JG: In 2015, I was finishing my postdoc at NOAA and thinking about my next career move, when I realized that I did not have any experience teaching— I had done both my PhD and postdoc in purely research institutions. By that time, a colleague told me that SAFS was looking for an instructor to help develop courses for the Marine Biology major. My plan was to stay at SAFS for maybe a couple of years, finish a bunch of papers that I had pending from my postdoc, get some experience teaching, and go back to Europe where I would continue my research career. Once I started teaching at SAFS and realized the lifelong impact that we have on our students, I knew I had found my niche. Everyone has a plan until they get punched in the mouth—right?
DD: How has your teaching style influenced your classroom and students?
JG: Well, my students should answer this one! I decidedly try to create a “low-risk” environment in my classroom, where everyone is welcome to talk, to ask, and…to fail! Sessions are sequences of questions designed to challenge students to think, to make connections between concepts and draw their own conclusions, rather than to regurgitate facts. All this work is made by talking with partners in a small group, or with the entire class, and very importantly, giving and receiving continuous feedback. At the start of each course, some students may feel uneasy, almost cautious with this mode.
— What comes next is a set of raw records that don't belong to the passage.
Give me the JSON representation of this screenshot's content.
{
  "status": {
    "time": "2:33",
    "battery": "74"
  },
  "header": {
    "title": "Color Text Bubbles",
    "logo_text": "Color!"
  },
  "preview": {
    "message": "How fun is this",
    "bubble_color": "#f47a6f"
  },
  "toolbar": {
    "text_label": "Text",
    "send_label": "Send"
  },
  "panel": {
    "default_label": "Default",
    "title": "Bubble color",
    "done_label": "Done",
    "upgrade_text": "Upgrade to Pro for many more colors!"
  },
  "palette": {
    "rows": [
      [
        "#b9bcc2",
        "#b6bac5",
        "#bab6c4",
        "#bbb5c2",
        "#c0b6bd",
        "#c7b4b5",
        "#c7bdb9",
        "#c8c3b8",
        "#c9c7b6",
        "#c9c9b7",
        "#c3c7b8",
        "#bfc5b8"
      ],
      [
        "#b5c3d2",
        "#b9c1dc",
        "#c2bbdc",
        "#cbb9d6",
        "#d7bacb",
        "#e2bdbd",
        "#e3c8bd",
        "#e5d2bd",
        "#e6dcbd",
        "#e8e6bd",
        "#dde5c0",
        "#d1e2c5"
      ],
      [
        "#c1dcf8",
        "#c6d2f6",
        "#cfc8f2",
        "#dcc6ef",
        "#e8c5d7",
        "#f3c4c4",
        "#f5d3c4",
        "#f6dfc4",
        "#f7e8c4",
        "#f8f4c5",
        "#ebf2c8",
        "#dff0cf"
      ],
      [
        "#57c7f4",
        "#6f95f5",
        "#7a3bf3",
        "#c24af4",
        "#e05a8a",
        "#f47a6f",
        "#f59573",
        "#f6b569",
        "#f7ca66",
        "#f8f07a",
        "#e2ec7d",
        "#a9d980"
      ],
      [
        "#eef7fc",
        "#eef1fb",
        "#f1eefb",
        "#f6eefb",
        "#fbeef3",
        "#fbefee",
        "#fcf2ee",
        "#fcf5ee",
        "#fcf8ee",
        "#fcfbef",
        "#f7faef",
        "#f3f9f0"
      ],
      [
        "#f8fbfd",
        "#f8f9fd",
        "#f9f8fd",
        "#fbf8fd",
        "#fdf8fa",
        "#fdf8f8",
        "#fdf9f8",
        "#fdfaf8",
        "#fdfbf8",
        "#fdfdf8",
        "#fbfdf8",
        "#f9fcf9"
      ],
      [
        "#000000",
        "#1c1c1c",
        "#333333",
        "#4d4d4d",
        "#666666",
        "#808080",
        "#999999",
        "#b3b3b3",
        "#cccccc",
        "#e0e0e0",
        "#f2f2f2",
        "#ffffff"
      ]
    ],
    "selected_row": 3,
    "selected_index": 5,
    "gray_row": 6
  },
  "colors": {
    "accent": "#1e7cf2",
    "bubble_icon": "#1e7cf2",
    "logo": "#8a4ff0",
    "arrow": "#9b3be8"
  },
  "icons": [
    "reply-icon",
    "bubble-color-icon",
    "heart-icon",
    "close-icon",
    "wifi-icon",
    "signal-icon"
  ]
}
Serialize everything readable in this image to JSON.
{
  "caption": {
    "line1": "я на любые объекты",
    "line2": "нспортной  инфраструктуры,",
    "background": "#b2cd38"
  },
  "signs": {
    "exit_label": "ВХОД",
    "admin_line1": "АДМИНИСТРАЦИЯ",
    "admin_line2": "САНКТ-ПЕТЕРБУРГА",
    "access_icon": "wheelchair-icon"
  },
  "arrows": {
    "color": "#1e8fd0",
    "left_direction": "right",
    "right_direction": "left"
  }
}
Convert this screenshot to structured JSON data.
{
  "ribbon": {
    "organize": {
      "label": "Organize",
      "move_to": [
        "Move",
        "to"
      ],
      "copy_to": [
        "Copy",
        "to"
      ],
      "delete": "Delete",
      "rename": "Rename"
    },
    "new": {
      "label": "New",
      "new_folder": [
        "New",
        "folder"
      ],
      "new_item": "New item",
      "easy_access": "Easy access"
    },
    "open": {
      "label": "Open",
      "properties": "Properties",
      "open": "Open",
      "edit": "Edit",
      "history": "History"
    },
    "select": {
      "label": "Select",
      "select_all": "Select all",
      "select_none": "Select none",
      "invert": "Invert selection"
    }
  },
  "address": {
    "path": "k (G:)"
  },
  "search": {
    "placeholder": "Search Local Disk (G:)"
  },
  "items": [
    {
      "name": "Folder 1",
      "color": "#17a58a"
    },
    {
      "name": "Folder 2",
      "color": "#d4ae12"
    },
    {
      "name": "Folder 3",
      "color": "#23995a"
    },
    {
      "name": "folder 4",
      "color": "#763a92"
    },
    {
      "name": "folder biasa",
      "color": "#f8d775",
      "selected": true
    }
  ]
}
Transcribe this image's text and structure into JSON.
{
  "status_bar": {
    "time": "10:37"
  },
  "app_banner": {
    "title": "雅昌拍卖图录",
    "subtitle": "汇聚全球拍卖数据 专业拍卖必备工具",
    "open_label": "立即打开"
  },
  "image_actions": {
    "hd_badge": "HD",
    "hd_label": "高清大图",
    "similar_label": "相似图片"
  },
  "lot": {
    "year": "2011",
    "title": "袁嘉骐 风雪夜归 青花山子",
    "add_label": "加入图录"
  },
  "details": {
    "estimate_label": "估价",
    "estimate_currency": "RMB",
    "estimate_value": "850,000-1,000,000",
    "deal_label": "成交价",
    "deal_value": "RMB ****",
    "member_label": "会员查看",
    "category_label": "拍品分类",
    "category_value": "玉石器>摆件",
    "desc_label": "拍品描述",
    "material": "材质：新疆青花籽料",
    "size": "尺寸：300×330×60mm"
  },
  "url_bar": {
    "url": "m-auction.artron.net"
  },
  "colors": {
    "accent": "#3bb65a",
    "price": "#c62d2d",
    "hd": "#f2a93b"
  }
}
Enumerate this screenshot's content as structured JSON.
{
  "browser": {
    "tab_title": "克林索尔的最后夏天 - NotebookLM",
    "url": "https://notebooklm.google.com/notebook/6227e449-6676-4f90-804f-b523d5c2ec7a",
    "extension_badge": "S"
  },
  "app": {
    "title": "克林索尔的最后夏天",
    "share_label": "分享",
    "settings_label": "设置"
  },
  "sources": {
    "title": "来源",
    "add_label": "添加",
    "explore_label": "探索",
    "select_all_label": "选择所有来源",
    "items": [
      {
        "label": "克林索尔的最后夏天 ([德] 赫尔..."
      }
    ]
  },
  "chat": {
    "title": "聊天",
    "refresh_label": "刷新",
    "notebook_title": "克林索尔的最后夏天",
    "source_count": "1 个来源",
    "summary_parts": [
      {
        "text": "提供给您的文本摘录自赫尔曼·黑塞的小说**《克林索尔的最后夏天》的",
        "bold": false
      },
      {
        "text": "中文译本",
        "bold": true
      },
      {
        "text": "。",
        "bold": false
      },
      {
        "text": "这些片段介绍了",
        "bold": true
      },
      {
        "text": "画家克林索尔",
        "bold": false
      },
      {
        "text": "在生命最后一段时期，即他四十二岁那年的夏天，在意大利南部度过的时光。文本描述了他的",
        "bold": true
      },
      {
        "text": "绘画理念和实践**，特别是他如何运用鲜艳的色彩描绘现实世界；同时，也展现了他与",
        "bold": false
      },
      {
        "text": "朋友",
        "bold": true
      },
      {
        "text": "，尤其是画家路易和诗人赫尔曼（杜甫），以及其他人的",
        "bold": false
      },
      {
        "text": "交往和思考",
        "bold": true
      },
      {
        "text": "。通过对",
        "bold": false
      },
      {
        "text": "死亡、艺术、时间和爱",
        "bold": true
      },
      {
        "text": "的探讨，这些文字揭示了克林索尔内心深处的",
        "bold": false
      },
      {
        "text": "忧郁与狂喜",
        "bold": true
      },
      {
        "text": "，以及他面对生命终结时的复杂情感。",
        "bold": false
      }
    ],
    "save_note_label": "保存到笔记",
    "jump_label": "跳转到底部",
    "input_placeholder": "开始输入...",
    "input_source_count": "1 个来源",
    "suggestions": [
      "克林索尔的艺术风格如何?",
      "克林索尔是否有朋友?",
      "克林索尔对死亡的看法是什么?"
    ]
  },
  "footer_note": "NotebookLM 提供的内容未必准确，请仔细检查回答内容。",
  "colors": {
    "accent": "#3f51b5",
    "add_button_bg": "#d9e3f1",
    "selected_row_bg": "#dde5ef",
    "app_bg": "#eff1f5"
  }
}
However, a few days in, and everyone starts talking comfortably, taking risks, and thinking creatively, and that is when magic happens!
DD: What could we learn about you that isn’t in your CV?
JG: I am a pretty laid-back guy with a dry sense of humor, who probably swears too much. When I am not teaching or in my office figuring out ways to challenge my students, I am exploring the Pacific Northwest one way or another with my husband Nico, my fierce yorky Paco, and an amazing crew of friends. If it’s winter, you can find me skiing; if summer, running, biking, swimming…or just chilling in any body of water.